Published February 27, 2017 This content is archived.
For singers and their audiences, being “in tune” might not be as important as we think. The fact that singers fail to consistently hit the right notes may have implications for the development of musical scales as well.
At issue is not whether singers hit the right or wrong note, but how close are they to any note. It’s what researchers call micro-tuning, according to Peter Pfordresher, a UB psychologist and lead author of a new paper with Steven Brown of McMaster University published in the Journal of Cognitive Psychology.
The findings not only suggest a different approach to the aesthetics of singing, but they could have a role in understanding the evolutionary development of the scales, as well as applications to childhood singing development and speech production for tone languages.

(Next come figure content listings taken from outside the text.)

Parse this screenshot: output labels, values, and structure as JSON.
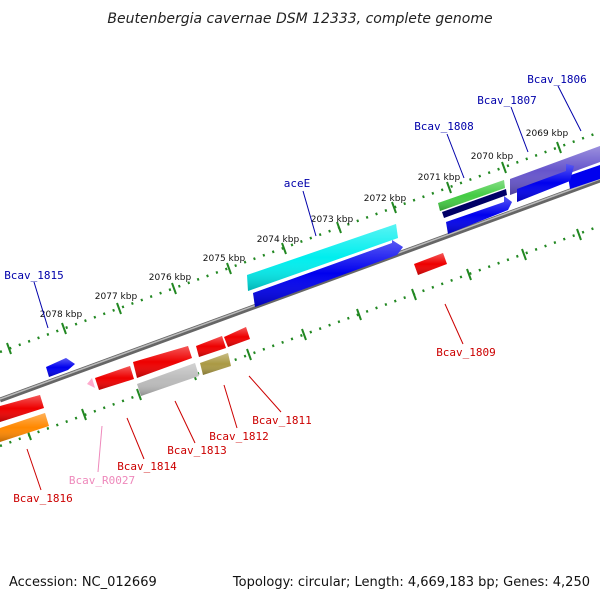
{
  "title": "Beutenbergia cavernae DSM 12333, complete genome",
  "footer": {
    "accession": "Accession: NC_012669",
    "summary": "Topology: circular; Length: 4,669,183 bp; Genes: 4,250"
  },
  "ruler": {
    "labels": [
      "2069 kbp",
      "2070 kbp",
      "2071 kbp",
      "2072 kbp",
      "2073 kbp",
      "2074 kbp",
      "2075 kbp",
      "2076 kbp",
      "2077 kbp",
      "2078 kbp"
    ]
  },
  "genes": {
    "bcav_1806": "Bcav_1806",
    "bcav_1807": "Bcav_1807",
    "bcav_1808": "Bcav_1808",
    "acee": "aceE",
    "bcav_1815": "Bcav_1815",
    "bcav_1809": "Bcav_1809",
    "bcav_1811": "Bcav_1811",
    "bcav_1812": "Bcav_1812",
    "bcav_1813": "Bcav_1813",
    "bcav_1814": "Bcav_1814",
    "bcav_r0027": "Bcav_R0027",
    "bcav_1816": "Bcav_1816"
  },
  "colors": {
    "label_top": "#0000aa",
    "label_bottom": "#cc0000",
    "label_rna": "#ee88bb",
    "tick": "#228822",
    "backbone": "#888888",
    "cds_forward": "#0000ee",
    "cds_reverse": "#ee0000",
    "acee": "#00eeee",
    "slate": "#6655cc",
    "green": "#44cc44",
    "navy": "#000066",
    "grey": "#bbbbbb",
    "olive": "#aa9944",
    "orange": "#ff8800",
    "pink": "#ffaacc"
  }
}
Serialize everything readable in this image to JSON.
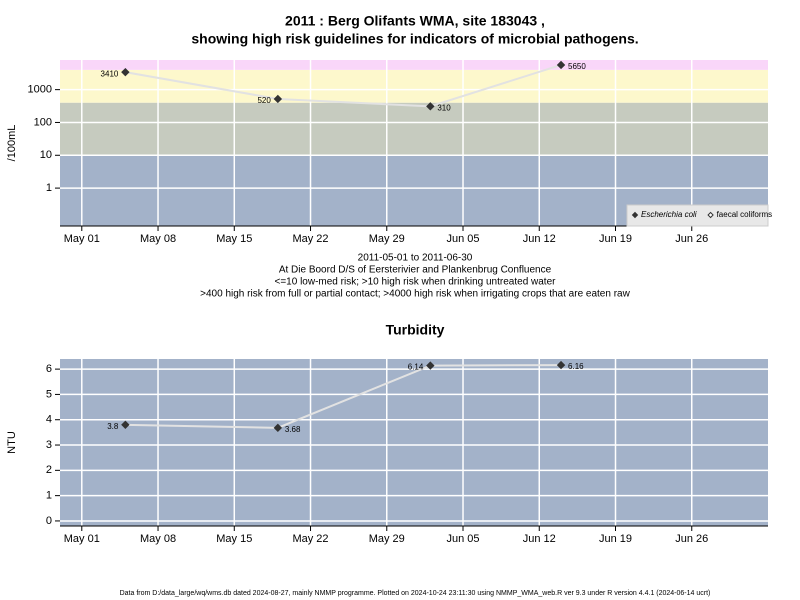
{
  "chart_data": [
    {
      "type": "line",
      "title": "2011 : Berg Olifants WMA, site 183043 ,",
      "subtitle": "showing high risk guidelines for indicators of microbial pathogens.",
      "ylabel": "/100mL",
      "x": [
        "2011-05-05",
        "2011-05-19",
        "2011-06-02",
        "2011-06-14"
      ],
      "xlim": [
        "2011-04-29",
        "2011-07-03"
      ],
      "xticks": [
        {
          "value": "2011-05-01",
          "label": "May 01"
        },
        {
          "value": "2011-05-08",
          "label": "May 08"
        },
        {
          "value": "2011-05-15",
          "label": "May 15"
        },
        {
          "value": "2011-05-22",
          "label": "May 22"
        },
        {
          "value": "2011-05-29",
          "label": "May 29"
        },
        {
          "value": "2011-06-05",
          "label": "Jun 05"
        },
        {
          "value": "2011-06-12",
          "label": "Jun 12"
        },
        {
          "value": "2011-06-19",
          "label": "Jun 19"
        },
        {
          "value": "2011-06-26",
          "label": "Jun 26"
        }
      ],
      "ylog": true,
      "ylim": [
        0.07,
        8000
      ],
      "yticks": [
        1,
        10,
        100,
        1000
      ],
      "thresholds": [
        10,
        400,
        4000
      ],
      "band_colors": [
        "#a3b2c9",
        "#c6cbbf",
        "#fdf8cc",
        "#f9d6f9"
      ],
      "grid": true,
      "legend": "bottom-right",
      "series": [
        {
          "name": "Escherichia coli",
          "color": "#e2e2e2",
          "marker": "filled",
          "values": [
            3410,
            520,
            310,
            5650
          ]
        },
        {
          "name": "faecal coliforms",
          "color": "#e2e2e2",
          "marker": "open",
          "values": [
            null,
            null,
            null,
            null
          ]
        }
      ],
      "notes": [
        "2011-05-01 to 2011-06-30",
        "At Die Boord D/S of Eersterivier and Plankenbrug Confluence",
        "<=10 low-med risk; >10 high risk when drinking untreated water",
        ">400 high risk from full or partial contact; >4000 high risk when irrigating crops that are eaten raw"
      ]
    },
    {
      "type": "line",
      "title": "Turbidity",
      "ylabel": "NTU",
      "x": [
        "2011-05-05",
        "2011-05-19",
        "2011-06-02",
        "2011-06-14"
      ],
      "xlim": [
        "2011-04-29",
        "2011-07-03"
      ],
      "xticks": [
        {
          "value": "2011-05-01",
          "label": "May 01"
        },
        {
          "value": "2011-05-08",
          "label": "May 08"
        },
        {
          "value": "2011-05-15",
          "label": "May 15"
        },
        {
          "value": "2011-05-22",
          "label": "May 22"
        },
        {
          "value": "2011-05-29",
          "label": "May 29"
        },
        {
          "value": "2011-06-05",
          "label": "Jun 05"
        },
        {
          "value": "2011-06-12",
          "label": "Jun 12"
        },
        {
          "value": "2011-06-19",
          "label": "Jun 19"
        },
        {
          "value": "2011-06-26",
          "label": "Jun 26"
        }
      ],
      "ylim": [
        -0.2,
        6.4
      ],
      "yticks": [
        0,
        1,
        2,
        3,
        4,
        5,
        6
      ],
      "band_colors": [
        "#a3b2c9"
      ],
      "grid": true,
      "series": [
        {
          "color": "#e2e2e2",
          "marker": "filled",
          "values": [
            3.8,
            3.68,
            6.14,
            6.16
          ],
          "value_labels": [
            "3.8",
            "3.68",
            "6.14",
            "6.16"
          ]
        }
      ]
    }
  ],
  "footer": "Data from D:/data_large/wq/wms.db dated 2024-08-27, mainly NMMP programme. Plotted on 2024-10-24 23:11:30 using NMMP_WMA_web.R ver 9.3 under R version 4.4.1 (2024-06-14 ucrt)"
}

There is a long-standing belief that musical scales arose from simple harmonic ratios. The Greek mathematician Pythagoras found that plucking a string at certain points produced pleasing steps similar to the progression heard in musical scales — Do-Re-Mi-Fa-So-La-Ti-Do. Scales came about as a way of getting as close as possible to Pythagoras’ pure tuning.
Or maybe not.
Pfordresher says there are at least three problems with trying to match Pythagoras’ pure tuning. First, scales are not purely tuned, which has been known for a long time. It’s also not clear to what extent all of the world’s musical scales tie into the kinds of principles Pythagoras pioneered. Pfordresher cites Indonesian musical scales as an example that does not align itself with Pythagorean pure tones.
The third problems rests with Pythagoras basing his theory on instruments, first strings and later pipes.
“This is where Steve and I came up with our evolutionary idea,” says Pfordresher. “Probably the best starting point to think about what we call music is to look at singing, not instruments.”
The researchers studied three groups of singers of varying abilities: professionals, untrained singers who tend to sing in tune and the untrained who tend not to sing in tune. They weren’t listening for whether the singers were hitting the right notes, but rather how close they were to any note.
Pfordresher and Brown found the groups did not differ in terms of micro-tuning, although they were very different aesthetically.
“Our proposal is, maybe scales were designed as a way to accommodate how out of tune, how variable singers are,” Pfordresher says. “We suggest that the starting point for scales and tuning for scales was probably not the tuning of musical instruments, but the mistuning of the human voice.”
To set up a kind of musical grammar requires rules that allow for songs to be understood, remembered and reproduced. To accomplish these goals, that system needs pitches spaced widely enough to accommodate inconsistencies from person to person.
The space between Do and Re, for instance, is heard by playing two adjacent white keys on a piano keyboard and provides that kind of liberal spacing.
“When you look around the world, you find there are a couple of properties for scales,” says Pfordresher. “There’s a tendency to have notes that are spaced somewhat broadly, much more broadly than the fine gradations in pitch that our ears can pick up.”
This broad spacing helps all kinds of singers, including the nightingale wren, a bird whose virtuosity has been the province of poets since antiquity. Pfordresher says earlier research by Marcelo Araya-Salas found that flexibly tuned instruments like violins and trombones were more in tune than the wren’s song.
And though not part of the published study, Pfordresher also analyzed an excerpt of a studio version of Frank Sinatra singing “The Best is Yet to Come.”
“It’s a wonderful recording and a challenging song to sing, but when acoustically analyzed using several measurements, the pitches are not purely tuned,” he says. “Although he’s close enough for our ears.”